BELLA VISTA Cold weather this year hampered some of the activity at the two area annual craft fairs, but the vendors still brought products, and the visitors still shopped.
The Bella Vista Arts & Crafts Festival was held for three days, Oct. 15-17, near the intersection of Arkansas highways 279 and 340.
The four-day Spanker Creek Farm Arts & Craft Fair took place Oct. 15-18 at Spanker Creek Farm on West Mc-Nelly Road.
The most challenging problem during the Bella Vista festival was the cold, director Misty Baker said.
“We didn’t have pouring rain,” she said. “It would have been much worse. People would have stayed home.”
In spite of the weather and the tough economy, officials from both fairs reported good sales.
In 2008, the Bella Vista festival had the highest sales in five years, Baker said. This year, the vendors came within a couple thousand dollars of matching last year’s high.
“A lot of our vendors did very well,” Spanker Creek promoter Patti Hyde said.
Bella Vista Festival
“Bella Vista topped War Eagle as the best venue,” Baker said. “This is the best place.”
The organizers stuck to their promise to vendors and shoppers, Baker said. “Nothing (at the Bella Vista festival) is mass-produced.”
The director asked two vendors, who were not selling handmade goods, to leave.
The festival will always have booths selling products made by the people in the booth, Baker said.
About 50,000 shoppers checked outthe handmade goods, said Tom Pyatt of the Sunrise Rotary Club. They came in by the carloads, which were parked by about a dozen club members each day.
The Village Art Club uses the annual event as its major fundraiser. The club’s share of the money earned will be used to provide scholarhips to artists and artisans; to fund arts and crafts workshops; and to support Wishing Spring Gallery, where local artists and crafters sell their creations.
Spanker Creek
The third year for the Spanker Creek Farm Arts & Craft Fair resulted in an increase in visitors, Hyde said.
“Roughly 35,000 to 40,000 people came through,” she said. “I attribute it to the atmosphere down here with our creek and rock formations.”
Many of the 250 vendors went home with far emptier trailers than they brought, but one did say sales were down slightly this year, Hyde said.
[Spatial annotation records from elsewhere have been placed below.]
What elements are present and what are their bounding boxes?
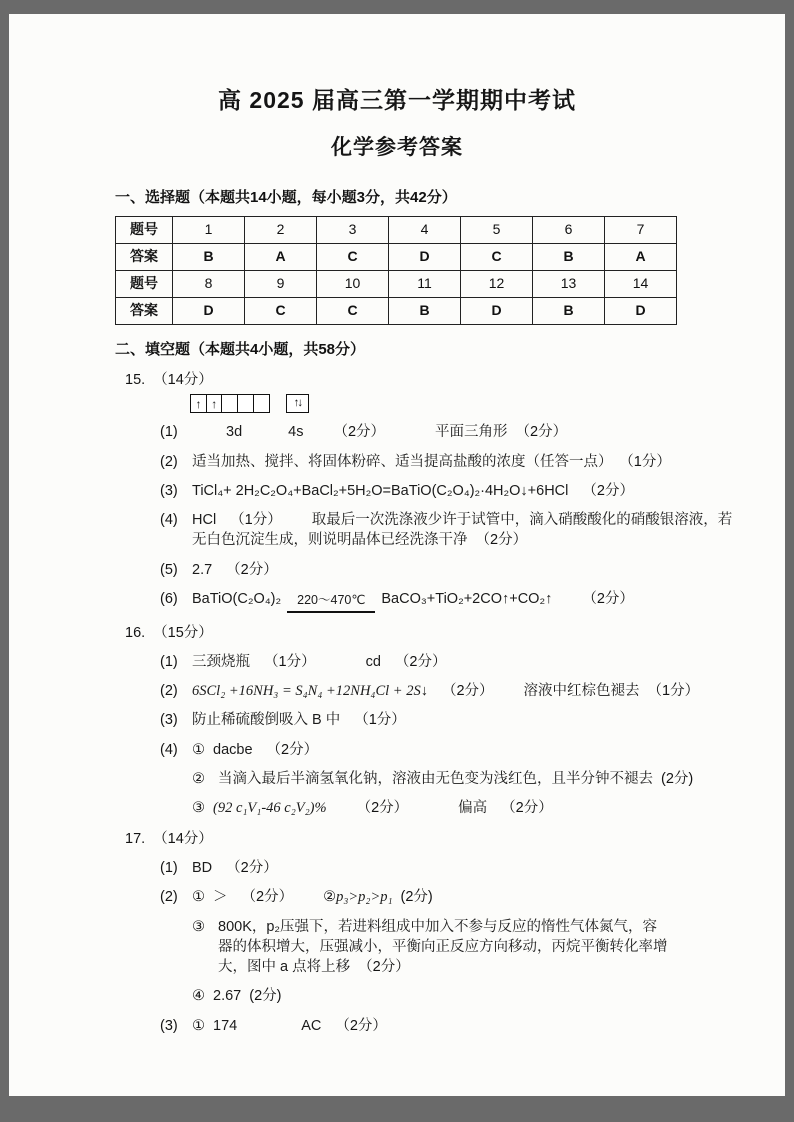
q17-part3-number: (3) [160, 1017, 178, 1034]
question-15 [115, 370, 741, 613]
q15-part3-number: (3) [160, 482, 178, 499]
answer-cell: D [605, 298, 677, 325]
answer-cell: 7 [605, 217, 677, 244]
answer-cell: C [245, 298, 317, 325]
q17-part2-sub4-text [192, 986, 745, 1006]
q17-part2-sub4-score: (2分) [249, 988, 282, 1005]
q17-part2-sub4 [160, 986, 745, 1006]
q15-part6-reactant: BaTiO(C₂O₄)₂ [192, 591, 282, 608]
q17-header [125, 829, 741, 849]
q17-part3 [160, 1016, 745, 1036]
q15-part4-number: (4) [160, 512, 178, 529]
row-label-cell: 答案 [116, 298, 173, 325]
indent-spacer [160, 986, 192, 1006]
q16-part2 [160, 681, 745, 701]
q17-part1 [160, 858, 745, 878]
q16-part4-sub2-score: (2分) [661, 771, 694, 788]
q15-part2-answer: 适当加热、搅拌、将固体粉碎、适当提高盐酸的浓度（任答一点） [192, 453, 613, 470]
q15-part6-score: （2分） [582, 591, 634, 608]
q16-score: （15分） [153, 624, 213, 641]
orbital-4s-label: 4s [288, 424, 304, 441]
q16-part4-sub3-text [192, 798, 745, 818]
q17-part2-number: (2) [160, 889, 178, 906]
q15-part4 [160, 510, 745, 551]
answer-cell: D [173, 298, 245, 325]
q17-part3-score2: （2分） [335, 1017, 387, 1034]
q16-part4-sub3-answer: (92 c₁V₁-46 c₂V₂)% [213, 800, 327, 817]
orbital-diagram [190, 394, 745, 413]
q16-part4-sub1-score: （2分） [266, 741, 319, 758]
q16-part2-answer2: 溶液中红棕色褪去 [523, 683, 640, 700]
q16-part4-sub2-text [192, 769, 745, 789]
q15-score: （14分） [153, 372, 213, 388]
q15-part3-text [192, 481, 745, 501]
q17-part2-sub1-answer: ＞ [213, 889, 228, 906]
answer-cell: 14 [605, 271, 677, 298]
answer-cell: 6 [533, 217, 605, 244]
answer-cell: B [389, 298, 461, 325]
q15-part5-text [192, 560, 745, 580]
answer-cell: C [317, 244, 389, 271]
answer-key-subtitle: 化学参考答案 [331, 136, 463, 159]
answer-cell: 3 [317, 217, 389, 244]
q15-part4-answer1: HCl [192, 512, 217, 529]
q17-part2-sub12 [160, 887, 745, 907]
q15-part6 [160, 589, 745, 613]
q16-part4-sub2 [160, 769, 745, 789]
q17-part2-sub3-row [192, 917, 745, 978]
answer-cell: 5 [461, 217, 533, 244]
q15-part4-score1: （1分） [230, 512, 282, 529]
row-label-cell: 答案 [116, 244, 173, 271]
q15-part1 [160, 422, 745, 442]
answer-cell: 2 [245, 217, 317, 244]
section-fill-heading: 二、填空题（本题共4小题，共58分） [115, 341, 366, 358]
q17-part2-sub3-wrap [218, 917, 670, 978]
q16-part1-answer1: 三颈烧瓶 [192, 653, 250, 670]
question-16 [115, 623, 741, 819]
q15-part3-equation: TiCl₄+ 2H₂C₂O₄+BaCl₂+5H₂O=BaTiO(C₂O₄)₂·4H₂O↓+6HCl [192, 482, 569, 499]
q16-part1-number: (1) [160, 653, 178, 670]
answer-cell: 12 [461, 271, 533, 298]
reaction-condition-arrow: 220～470℃ [287, 592, 375, 613]
q16-part2-equation: 6SCl₂ +16NH₃ = S₄N₄ +12NH₄Cl + 2S↓ [192, 683, 428, 700]
q16-part4-number: (4) [160, 741, 178, 758]
answer-cell: A [245, 244, 317, 271]
q16-part4-sub1-answer: dacbe [213, 741, 253, 758]
q15-part4-score2: （2分） [475, 532, 528, 549]
orbital-box [221, 394, 238, 413]
q15-part5-score: （2分） [226, 561, 278, 578]
orbital-3d-boxes [190, 394, 270, 413]
orbital-box: ↑↓ [286, 394, 309, 413]
q17-part2-sub1-score: （2分） [241, 889, 294, 906]
q17-part3-text [192, 1016, 745, 1036]
table-row [116, 298, 677, 325]
table-row [116, 271, 677, 298]
q15-part4-text [192, 510, 745, 551]
q16-part3-text [192, 710, 745, 730]
q17-part3-answer2: AC [301, 1017, 322, 1034]
answer-cell: B [173, 244, 245, 271]
q16-part1-score1: （1分） [264, 653, 316, 670]
answer-cell: C [461, 244, 533, 271]
q17-part2-sub3-text [192, 917, 745, 978]
choice-answer-table [115, 216, 677, 325]
q17-part1-score: （2分） [226, 859, 278, 876]
q16-part2-text [192, 681, 745, 701]
q15-part1-score1: （2分） [333, 424, 386, 441]
answer-cell: 4 [389, 217, 461, 244]
table-row [116, 244, 677, 271]
q16-part1-answer2: cd [365, 653, 381, 670]
q17-part3-sub1-mark: ① [192, 1017, 205, 1034]
answer-cell: 10 [317, 271, 389, 298]
indent-spacer [160, 769, 192, 789]
q17-part2-sub4-mark: ④ [192, 988, 205, 1005]
q15-part1-number: (1) [160, 424, 178, 441]
orbital-4s-box [286, 394, 309, 413]
q17-part3-answer1: 174 [213, 1017, 238, 1034]
q17-part2-sub3-mark: ③ [192, 918, 205, 935]
q16-header [125, 623, 741, 643]
q16-part3-score: （1分） [354, 712, 406, 729]
table-row [116, 217, 677, 244]
q16-body [160, 652, 745, 819]
q16-part4-sub3-score1: （2分） [356, 800, 409, 817]
orbital-3d-label: 3d [226, 424, 243, 441]
q16-part4-sub2-answer: 当滴入最后半滴氢氧化钠，溶液由无色变为浅红色，且半分钟不褪去 [218, 771, 653, 788]
orbital-box [237, 394, 254, 413]
q16-number: 16. [125, 624, 146, 641]
q16-part4-sub2-mark: ② [192, 771, 205, 788]
q17-score: （14分） [153, 830, 213, 847]
q17-part2-sub4-answer: 2.67 [213, 988, 242, 1005]
q16-part4-sub3-answer2: 偏高 [458, 800, 488, 817]
answer-cell: 8 [173, 271, 245, 298]
q15-part2-text [192, 452, 745, 472]
q15-part1-score2: （2分） [515, 424, 568, 441]
q15-part3 [160, 481, 745, 501]
answer-cell: B [533, 298, 605, 325]
q15-part1-text [192, 422, 745, 442]
q17-part1-answer: BD [192, 859, 213, 876]
q15-part5-answer: 2.7 [192, 561, 213, 578]
answer-cell: 9 [245, 271, 317, 298]
answer-cell: D [389, 244, 461, 271]
answer-cell: 13 [533, 271, 605, 298]
q17-part2-sub2-answer: p₃>p₂>p₁ [336, 889, 393, 906]
orbital-box [253, 394, 270, 413]
q16-part2-number: (2) [160, 683, 178, 700]
q17-part2-sub3-score: （2分） [358, 959, 410, 976]
q15-part6-number: (6) [160, 591, 178, 608]
q15-body [160, 394, 745, 612]
q15-number: 15. [125, 372, 146, 388]
q15-header [125, 370, 741, 390]
q17-part2-sub2-mark: ② [323, 889, 337, 906]
q16-part4-sub3 [160, 798, 745, 818]
q15-part4-answer2: 取最后一次洗涤液少许于试管中，滴入硝酸酸化的硝酸银溶液，若无白色沉淀生成，则说明晶体已经洗涤干净 [192, 512, 733, 549]
row-label-cell: 题号 [116, 217, 173, 244]
q15-part2-number: (2) [160, 453, 178, 470]
q16-part4-sub3-mark: ③ [192, 800, 205, 817]
q15-part1-answer2: 平面三角形 [435, 424, 508, 441]
q16-part4-sub1 [160, 740, 745, 760]
q15-part3-score: （2分） [582, 482, 634, 499]
answer-cell: D [461, 298, 533, 325]
q15-part6-text [192, 589, 745, 613]
q17-part1-number: (1) [160, 859, 178, 876]
answer-cell: 1 [173, 217, 245, 244]
orbital-box: ↑ [206, 394, 223, 413]
q17-part2-sub3 [160, 917, 745, 978]
q16-part3-answer: 防止稀硫酸倒吸入 B 中 [192, 712, 341, 729]
q17-part2-sub3-answer: 800K，p₂压强下，若进料组成中加入不参与反应的惰性气体氮气，容器的体积增大，压强减小，平衡向正反应方向移动，丙烷平衡转化率增大，图中 a 点将上移 [218, 918, 668, 976]
question-17 [115, 829, 741, 1036]
answer-cell: A [605, 244, 677, 271]
q16-part1 [160, 652, 745, 672]
q15-part5-number: (5) [160, 561, 178, 578]
q15-part2 [160, 452, 745, 472]
q17-part1-text [192, 858, 745, 878]
orbital-box: ↑ [190, 394, 207, 413]
q17-part2-sub12-text [192, 887, 745, 907]
q17-number: 17. [125, 830, 146, 847]
q16-part4-sub2-wrap [218, 769, 745, 789]
answer-sheet-page [9, 14, 785, 1096]
section-choice-heading: 一、选择题（本题共14小题，每小题3分，共42分） [115, 189, 457, 206]
q15-part6-products: BaCO₃+TiO₂+2CO↑+CO₂↑ [381, 591, 553, 608]
indent-spacer [160, 917, 192, 978]
q17-part2-sub1-mark: ① [192, 889, 205, 906]
q15-part2-score: （1分） [626, 453, 671, 470]
indent-spacer [160, 798, 192, 818]
q16-part3 [160, 710, 745, 730]
answer-cell: C [317, 298, 389, 325]
row-label-cell: 题号 [116, 271, 173, 298]
q16-part4-sub2-row [192, 769, 745, 789]
answer-cell: B [533, 244, 605, 271]
q15-part5 [160, 560, 745, 580]
page-content [9, 161, 785, 1036]
q16-part4-sub1-mark: ① [192, 741, 205, 758]
q16-part1-text [192, 652, 745, 672]
q16-part2-score2: （1分） [647, 683, 700, 700]
exam-title: 高 2025 届高三第一学期期中考试 [218, 87, 576, 113]
q16-part4-sub1-text [192, 740, 745, 760]
q17-part2-sub2-score: (2分) [400, 889, 433, 906]
q16-part2-score1: （2分） [441, 683, 494, 700]
answer-cell: 11 [389, 271, 461, 298]
q17-body [160, 858, 745, 1036]
q16-part1-score2: （2分） [394, 653, 447, 670]
q16-part4-sub3-score2: （2分） [501, 800, 553, 817]
q16-part3-number: (3) [160, 712, 178, 729]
This year there was truly something for everybody, even the men in the crowds. Tired Iron of the Ozarks, with their tractors and machines, chain saw sculptor Scott Winford, and the Bella Vista Woodcarving Club demonstrating their talents were all geared toward those visitors.
“It gives them something to do,” Hyde said.
The woodcarvers and Tired Iron were not charged for their space, Hyde said, and she would welcome other Bella Vista groups in the future that would like to demonstrate their art by offering them free space as well.
“There are many arts that are being lost,” Hyde said,
Overall Hyde said they were very happy.
“Things went very smoothly,” she said.
Staff Writer Gaynell Belloni contributed to the story.